Né en 1890 à Tulln, où son père, héritier d’une famille d’ingénieurs, était chef de gare, rien ne prédestinait Egon Schiele à une carrière artistique. Ses premiers croquis de wagons de chemin de fer laissent espérer au père qu’il deviendra à son tour ingénieur, mais la passion du dessin semble l’emporter sur l’assiduité scolaire. Le père, en colère, brûle théâtralement un carnet de dessins dans le poêle familial. L’ambiance est lourde, le père, sans doute syphilitique, a des accès de fureur, la mère est froide et indifférente. Seule sa plus jeune sœur Gertrude, jolie et mutine, semble le comprendre. Au lycée de Klosterneuburg, son professeur de dessin encourage ses promenades dans la campagne d’où il revient avec de lumineuses petites gouaches sur carton. Le père meurt en 1905. Les escapades se multiplient. Lors d’un voyage à Trieste avec Gertrude, celle-ci pose nue pour lui, des séances soigneusement cachées à la mère. Absentéiste, mauvais élève, Egon exige de faire des études artistiques. Sa mère tente de le faire entrer à la Kunstgewerbe Schule (l’École des arts décoratifs) pour qu’au moins, « ça lui serve à quelque chose », mais les professeurs qui le reçoivent, éblouis par ses talents de dessinateur, lui conseillent plutôt l’Académie des beaux-arts où il est accepté à l’âge de seize ans. L’enseignement, basé sur l’étude des moulages en plâtre de statues classiques, puis sur celle d’après modèle, irrite Schiele. Il n’a qu’une hâte : briser cette harmonie factice pour laisser s’échapper ce qu’il sent sourdre en lui.
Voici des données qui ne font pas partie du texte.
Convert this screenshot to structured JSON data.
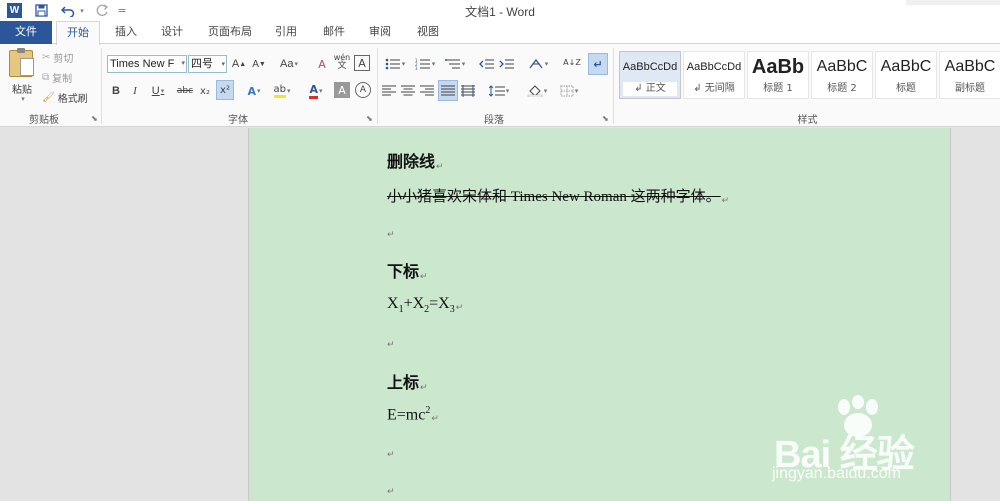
{
  "window": {
    "title": "文档1 - Word"
  },
  "quick_access": {
    "word_icon": "W",
    "save_icon": "save-icon",
    "undo_icon": "undo-icon",
    "redo_icon": "redo-icon",
    "customize_icon": "="
  },
  "tabs": [
    {
      "label": "文件"
    },
    {
      "label": "开始"
    },
    {
      "label": "插入"
    },
    {
      "label": "设计"
    },
    {
      "label": "页面布局"
    },
    {
      "label": "引用"
    },
    {
      "label": "邮件"
    },
    {
      "label": "审阅"
    },
    {
      "label": "视图"
    }
  ],
  "ribbon": {
    "clipboard": {
      "paste": "粘贴",
      "cut": "剪切",
      "copy": "复制",
      "format_painter": "格式刷",
      "label": "剪贴板"
    },
    "font": {
      "font_name": "Times New F",
      "font_size": "四号",
      "grow": "A",
      "shrink": "A",
      "change_case": "Aa",
      "clear_format": "A",
      "phonetic": "wén",
      "char_border": "A",
      "bold": "B",
      "italic": "I",
      "underline": "U",
      "strike": "abc",
      "subscript": "x₂",
      "superscript": "x²",
      "effects": "A",
      "highlight": "ab",
      "font_color": "A",
      "shading": "A",
      "enclose": "A",
      "label": "字体"
    },
    "paragraph": {
      "label": "段落",
      "sort": "A↓Z"
    },
    "styles": {
      "label": "样式",
      "items": [
        {
          "preview": "AaBbCcDd",
          "name": "↲ 正文"
        },
        {
          "preview": "AaBbCcDd",
          "name": "↲ 无间隔"
        },
        {
          "preview": "AaBb",
          "name": "标题 1"
        },
        {
          "preview": "AaBbC",
          "name": "标题 2"
        },
        {
          "preview": "AaBbC",
          "name": "标题"
        },
        {
          "preview": "AaBbC",
          "name": "副标题"
        }
      ]
    }
  },
  "document": {
    "strike_heading": "删除线",
    "strike_text": "小小猪喜欢宋体和 Times New Roman 这两种字体。",
    "sub_heading": "下标",
    "sub_x1": "X",
    "sub_1": "1",
    "sub_plus": "+X",
    "sub_2": "2",
    "sub_eq": "=X",
    "sub_3": "3",
    "sup_heading": "上标",
    "sup_base": "E=mc",
    "sup_exp": "2",
    "para_mark": "↵"
  },
  "watermark": {
    "brand": "Bai  经验",
    "url": "jingyan.baidu.com"
  },
  "colors": {
    "accent": "#2b579a",
    "page_bg": "#cbe8ce",
    "ribbon_bg": "#fafafa"
  }
}
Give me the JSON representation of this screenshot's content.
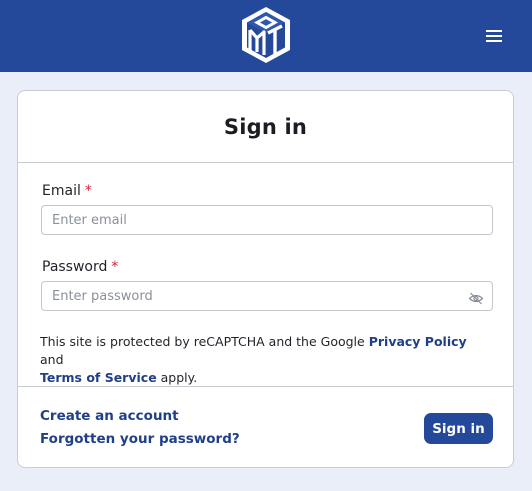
{
  "header": {
    "logo_icon": "mtg-hexagon-logo-icon",
    "menu_icon": "hamburger-menu-icon",
    "background_color": "#25499a"
  },
  "card": {
    "title": "Sign in",
    "email": {
      "label": "Email",
      "required_marker": "*",
      "placeholder": "Enter email",
      "value": ""
    },
    "password": {
      "label": "Password",
      "required_marker": "*",
      "placeholder": "Enter password",
      "value": "",
      "toggle_icon": "eye-slash-icon"
    },
    "recaptcha_notice": {
      "prefix": "This site is protected by reCAPTCHA and the Google ",
      "privacy_link": "Privacy Policy",
      "middle": " and",
      "terms_link": "Terms of Service",
      "suffix": " apply."
    },
    "footer": {
      "create_account": "Create an account",
      "forgot_password": "Forgotten your password?",
      "submit_label": "Sign in"
    }
  },
  "colors": {
    "accent": "#25499a",
    "link": "#1f3f87",
    "required": "#d0253b",
    "page_background": "#e9eef8"
  }
}
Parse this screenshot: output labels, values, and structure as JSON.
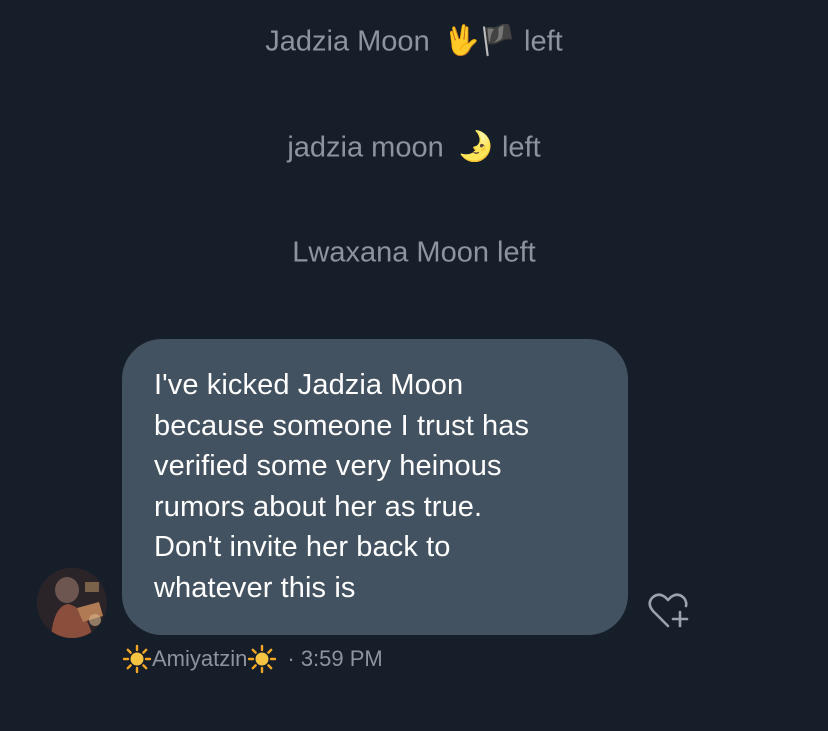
{
  "system_messages": [
    {
      "name": "Jadzia Moon",
      "emoji": "🖖🏴",
      "suffix": "left"
    },
    {
      "name": "jadzia moon",
      "emoji": "🌛",
      "suffix": "left"
    },
    {
      "name": "Lwaxana Moon",
      "emoji": "",
      "suffix": "left"
    }
  ],
  "message": {
    "lines": [
      "I've kicked Jadzia Moon",
      "because someone I trust has",
      "verified some very heinous",
      "rumors about her as true.",
      "Don't invite her back to",
      "whatever this is"
    ],
    "sender_name": "Amiyatzin",
    "sender_decoration_icon": "sun-icon",
    "timestamp_separator": "·",
    "timestamp": "3:59 PM",
    "bubble_color": "#435260"
  },
  "icons": {
    "react": "heart-plus-icon",
    "avatar": "avatar"
  },
  "colors": {
    "background": "#161e29",
    "secondary_text": "#8c949e",
    "bubble_text": "#ffffff"
  }
}
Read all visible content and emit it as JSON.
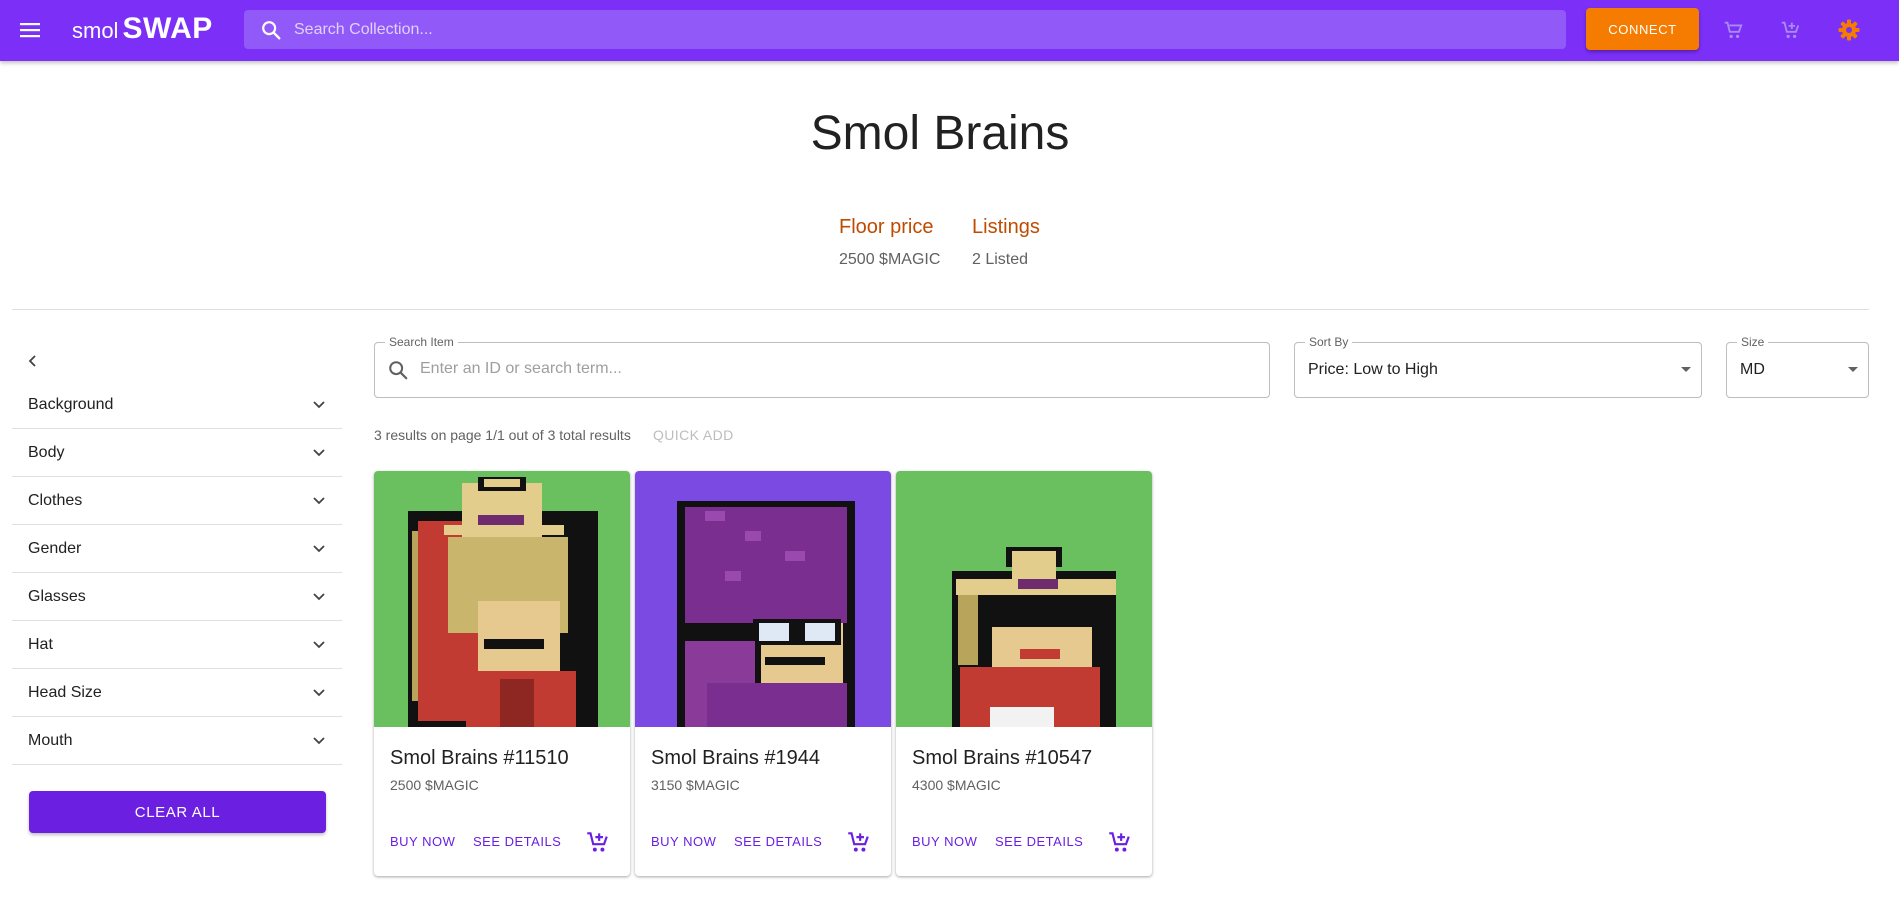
{
  "app": {
    "logo_small": "smol",
    "logo_big": "SWAP",
    "search_placeholder": "Search Collection...",
    "connect_label": "CONNECT",
    "accent": "#7b2ff7",
    "connect_color": "#f57c00"
  },
  "collection": {
    "title": "Smol Brains",
    "floor_label": "Floor price",
    "floor_value": "2500 $MAGIC",
    "listings_label": "Listings",
    "listings_value": "2 Listed"
  },
  "sidebar": {
    "filters": [
      {
        "label": "Background"
      },
      {
        "label": "Body"
      },
      {
        "label": "Clothes"
      },
      {
        "label": "Gender"
      },
      {
        "label": "Glasses"
      },
      {
        "label": "Hat"
      },
      {
        "label": "Head Size"
      },
      {
        "label": "Mouth"
      }
    ],
    "clear_label": "CLEAR ALL"
  },
  "controls": {
    "search_legend": "Search Item",
    "search_placeholder": "Enter an ID or search term...",
    "sort_legend": "Sort By",
    "sort_value": "Price: Low to High",
    "size_legend": "Size",
    "size_value": "MD"
  },
  "results": {
    "summary": "3 results on page 1/1 out of 3 total results",
    "quick_add": "QUICK ADD"
  },
  "cards": [
    {
      "name": "Smol Brains #11510",
      "price": "2500 $MAGIC",
      "buy": "BUY NOW",
      "details": "SEE DETAILS",
      "bg": "#6abf5e"
    },
    {
      "name": "Smol Brains #1944",
      "price": "3150 $MAGIC",
      "buy": "BUY NOW",
      "details": "SEE DETAILS",
      "bg": "#7b4ae2"
    },
    {
      "name": "Smol Brains #10547",
      "price": "4300 $MAGIC",
      "buy": "BUY NOW",
      "details": "SEE DETAILS",
      "bg": "#6abf5e"
    }
  ]
}
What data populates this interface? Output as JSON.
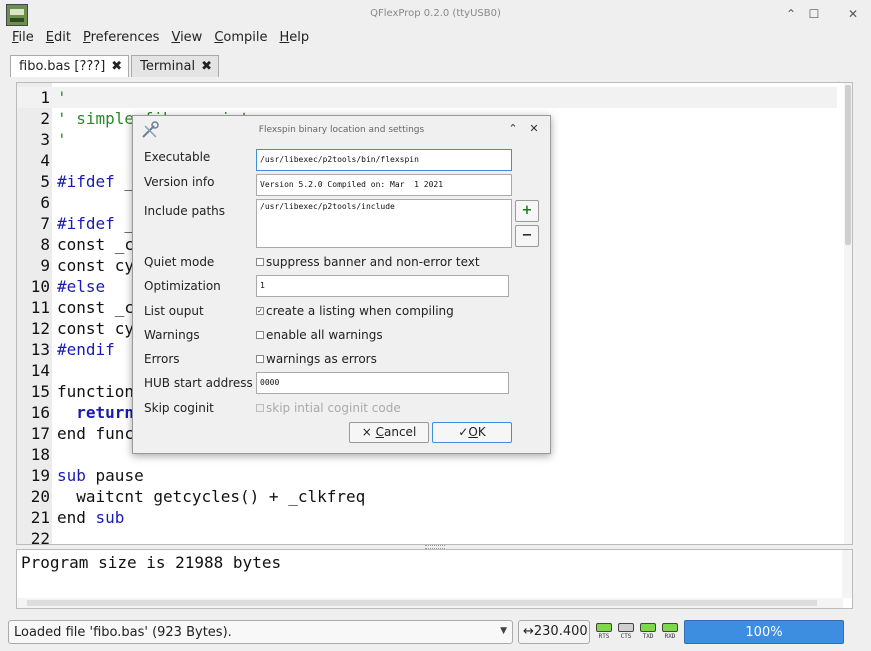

L’entrée dans la « cage aux fauves »
En 1908, par un heureux concours de circonstances, Gustav Klimt et ses amis ayant quitté la Sécession organisent une Kunstschau (exposition d’art), où cent soixante-quinze artistes, peintres, sculpteurs ou graphistes sont invités à exposer dans plus de cinquante salles et pavillons, certains conçus par Josef Hoffmann. Klimt y trône avec seize de ses dernières œuvres mises en scène par Koloman Moser autour du célèbre Baiser. Le tout baignant dans l’esthétique raffinée et discrète de la Wiener Werkstätte (l’Atelier viennois). Seule note discordante, le jeune Oskar Kokoschka, âgé de vingt-deux ans, introduit son monde onirique de pulsions érotiques et violentes : « Rien ne manque à ce Barnum de l’art, pas même la cage aux fauves », commente un critique. Ce Barnum révèle Schiele à lui-même. Il claque la porte de l’Académie…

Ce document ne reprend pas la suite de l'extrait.